Group says call is sparked by attacks on workers rights, LGBTQ rights, civil rights, and voting rights
Demonstrators take part in a 2016 Moral Monday march in Raleigh, N.C. (Photo: Stephen Melkisethian/flickr/cc)
The NAACP on Friday called for what it described as “the first steps of an international economic boycott” of North Carolina over the state’s legislative attacks on voters, workers, and the LGBTQ community.
The organization said it would not hold its convention in the state, and called on over 200 other organizations to join the economic boycott.
The resolution passed by the Board of Directors cites “racially gerrymandered districts,” the controversial (and costly) anti-LGBTQ law HB2, and SB4, which limited the power of incoming Gov. Roy Cooper as reasons for the boycott.

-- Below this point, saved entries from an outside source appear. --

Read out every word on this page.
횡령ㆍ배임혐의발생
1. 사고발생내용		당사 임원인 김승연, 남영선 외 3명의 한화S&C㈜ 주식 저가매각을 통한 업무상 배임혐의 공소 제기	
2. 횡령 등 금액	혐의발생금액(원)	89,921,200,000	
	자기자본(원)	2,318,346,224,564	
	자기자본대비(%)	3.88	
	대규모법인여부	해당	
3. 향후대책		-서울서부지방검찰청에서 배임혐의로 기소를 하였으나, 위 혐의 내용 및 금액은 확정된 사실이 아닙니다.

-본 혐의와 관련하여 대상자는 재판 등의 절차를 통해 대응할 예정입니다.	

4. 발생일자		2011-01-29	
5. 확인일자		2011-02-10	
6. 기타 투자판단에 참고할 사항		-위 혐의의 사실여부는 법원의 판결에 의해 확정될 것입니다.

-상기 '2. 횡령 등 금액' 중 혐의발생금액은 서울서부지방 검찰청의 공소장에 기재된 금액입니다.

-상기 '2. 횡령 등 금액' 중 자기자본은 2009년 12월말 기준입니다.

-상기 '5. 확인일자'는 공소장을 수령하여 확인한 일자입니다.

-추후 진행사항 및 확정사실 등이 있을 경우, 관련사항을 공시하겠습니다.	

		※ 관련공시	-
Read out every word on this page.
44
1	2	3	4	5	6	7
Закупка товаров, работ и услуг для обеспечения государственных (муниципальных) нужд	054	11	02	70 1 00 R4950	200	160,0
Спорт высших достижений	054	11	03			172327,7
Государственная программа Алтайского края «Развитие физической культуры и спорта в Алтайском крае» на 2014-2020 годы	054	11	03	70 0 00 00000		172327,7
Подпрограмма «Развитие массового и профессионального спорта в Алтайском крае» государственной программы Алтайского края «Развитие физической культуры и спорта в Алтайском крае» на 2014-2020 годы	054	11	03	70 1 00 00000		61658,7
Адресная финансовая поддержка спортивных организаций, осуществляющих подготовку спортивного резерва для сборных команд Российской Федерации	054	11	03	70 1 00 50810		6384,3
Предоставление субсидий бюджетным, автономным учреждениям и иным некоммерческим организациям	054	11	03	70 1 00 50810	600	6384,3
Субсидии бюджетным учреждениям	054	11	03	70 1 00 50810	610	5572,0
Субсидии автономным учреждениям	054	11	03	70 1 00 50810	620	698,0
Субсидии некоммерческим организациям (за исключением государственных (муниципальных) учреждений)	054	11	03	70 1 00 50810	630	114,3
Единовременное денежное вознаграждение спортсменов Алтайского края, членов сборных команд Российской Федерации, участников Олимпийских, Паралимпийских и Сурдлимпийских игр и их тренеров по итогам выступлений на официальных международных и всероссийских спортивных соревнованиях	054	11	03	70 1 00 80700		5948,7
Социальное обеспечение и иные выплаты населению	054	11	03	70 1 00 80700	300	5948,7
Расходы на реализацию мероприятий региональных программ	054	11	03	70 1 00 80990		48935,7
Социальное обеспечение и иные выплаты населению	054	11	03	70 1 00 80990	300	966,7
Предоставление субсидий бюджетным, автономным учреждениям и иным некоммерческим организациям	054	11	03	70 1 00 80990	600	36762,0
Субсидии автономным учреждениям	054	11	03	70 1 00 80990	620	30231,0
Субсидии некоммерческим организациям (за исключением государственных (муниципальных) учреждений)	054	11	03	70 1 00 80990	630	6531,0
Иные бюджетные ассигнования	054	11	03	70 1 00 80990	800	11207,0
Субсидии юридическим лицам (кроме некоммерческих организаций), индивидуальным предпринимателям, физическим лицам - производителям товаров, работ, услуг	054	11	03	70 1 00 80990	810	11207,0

If other states pass similar laws, the resolution says the group “will engage in applying various forms of economic sanctions or other appropriate economic or direct action to address these types of discriminatory legislative or executive actions.”
“Seldom has such a poisonously partisan few violated the rights of a nonpartisan many: workers rights, LGBTQ rights, civil rights, and voting rights. Therefore, the NAACP must use the power of the purse to demonstrate the power of our democracy. We will use economic leverage, moral persuasion, civil disobedience, and litigation in North Carolina and across the nation—as needed and now. Unrelenting resistance is the order of the day,” said NAACP CEO and president Cornell William Brooks.
Added Rev. Dr. Barber, NAACP North Carolina state president: “What has happened in North Carolina makes this state a battleground over the soul of America and whether our nation is sincere about making democracy real for all people, not just those with the right bank account, right sexuality, or right skin.”